Right place, right words
Extroverts obviously find it easier to work a room, but their more reserved colleagues need not necessarily be out of the game. Successful networkers agree that the essential skills can be learned. “I wouldn’t suggest to anybody that the cocktail party is the best place to build deep relationships,” says Keith Pogson, a managing partner at Ernst & Young and past president of the Institute. “You also need to get involved in sitting on committees or bodies and meeting the people in the room. They will then help you meet other people as well.”
Training in networking is an important part of the path towards partnership at Ernst & Young. “There are some fundamental things,” says Pogson. “One is being in the same place as the people you want to be in your network. Two is having something to say. We can all shake hands at cocktail parties and say ‘nice to meet you,’ but if you want to form a lasting relationship you need something a bit more substantial than that to get them engaged. The third thing is that you need to find a way of re-engaging with them after the meeting.”
Cocktail parties are only the most obvious example of business networking activity. William Lo, executive director of finance at the Airport Authority and an Institute member, lists participation in Institute activities, public and social services, taking out club memberships and participation in social media as valuable areas for would-be networkers to explore, in addition to attending dinners and seminars.

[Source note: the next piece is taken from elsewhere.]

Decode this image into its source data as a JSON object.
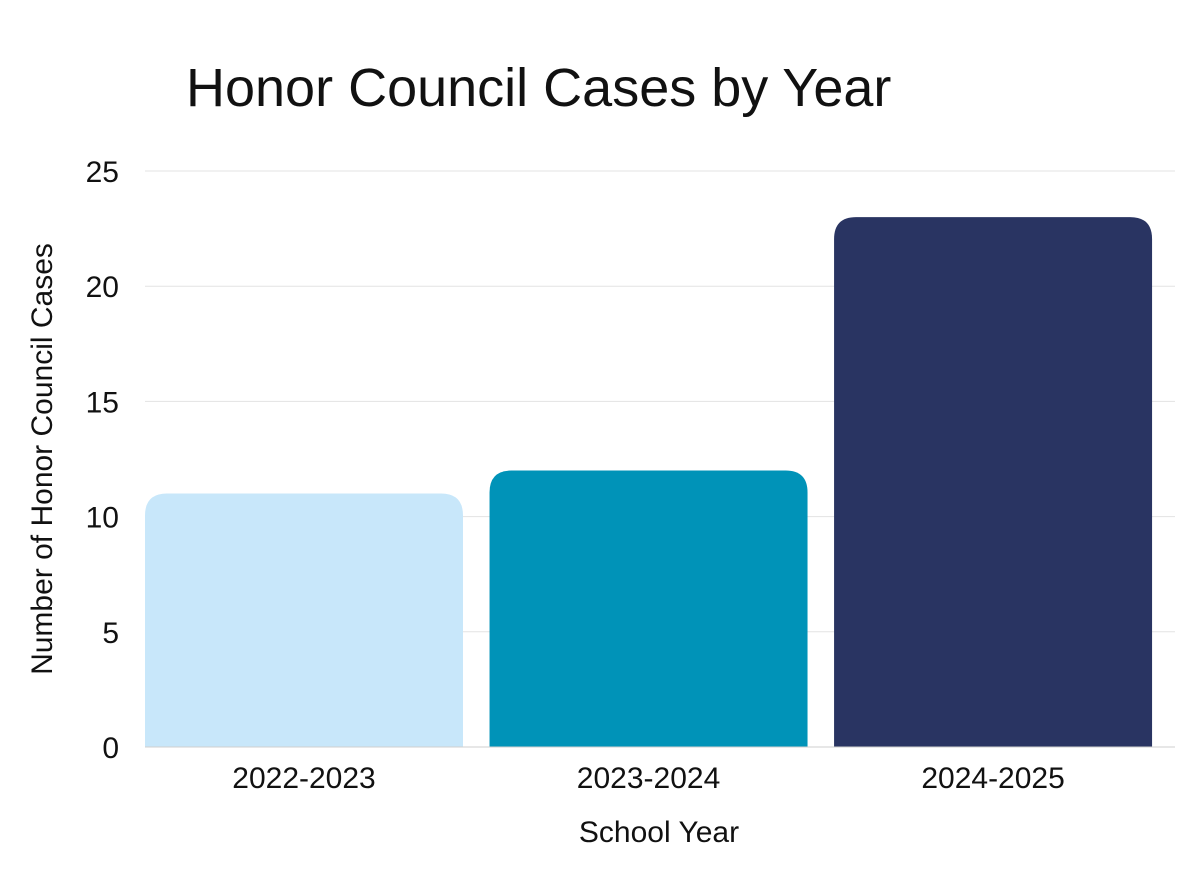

“You must believe in the importance and value of networking,” says Lo. “Start with small circles such as friends, colleagues, club members and so on, and treat people as genuine friends.”
PricewaterhouseCoopers partner Kenneth Wong has found his involvement in both the Institute – as a committee member and a member of the IT interest group – and the Information Systems Audit and Control Association, an invaluable foundation for building a strong professional network.
Wong believes that the network he has built up has improved both his effectiveness and his professional standing. “Professional services are provided by people, not professional organizations, and networking can open the door to talking to certain highly regarded individuals.”
Being social, says Wong, helps raise your profile within the profession. “Getting noticed is a big advantage and a benefit,” he says. “One should attend relevant business and social events to help get your name known and a reputation as a knowledgeable, reliable and supportive person who is useful. Another key advantage is having positively motivated people around you.”
Connections can also be made and maintained online through networks such as LinkedIn and even Facebook and Twitter. Successful networkers now tend to pay a certain amount of attention to managing their pages on the Internet.
Pogson also notes that if you are keen to cultivate a potential contact, a Google search for their name can supply a lot of information that will make a conversation with them easier to sustain when you meet.
While the Internet has obviously created new networking channels, successful net-workers stress the importance of actually going out and meeting people.
“No matter how powerful social media is, face-to-face interaction is still important and worthwhile to invest your time in,” says Lo. “Don’t get the wrong idea that you are very successful in networking if you have hundreds or even thousands of ‘likes’ or ‘friends’ in the social media.”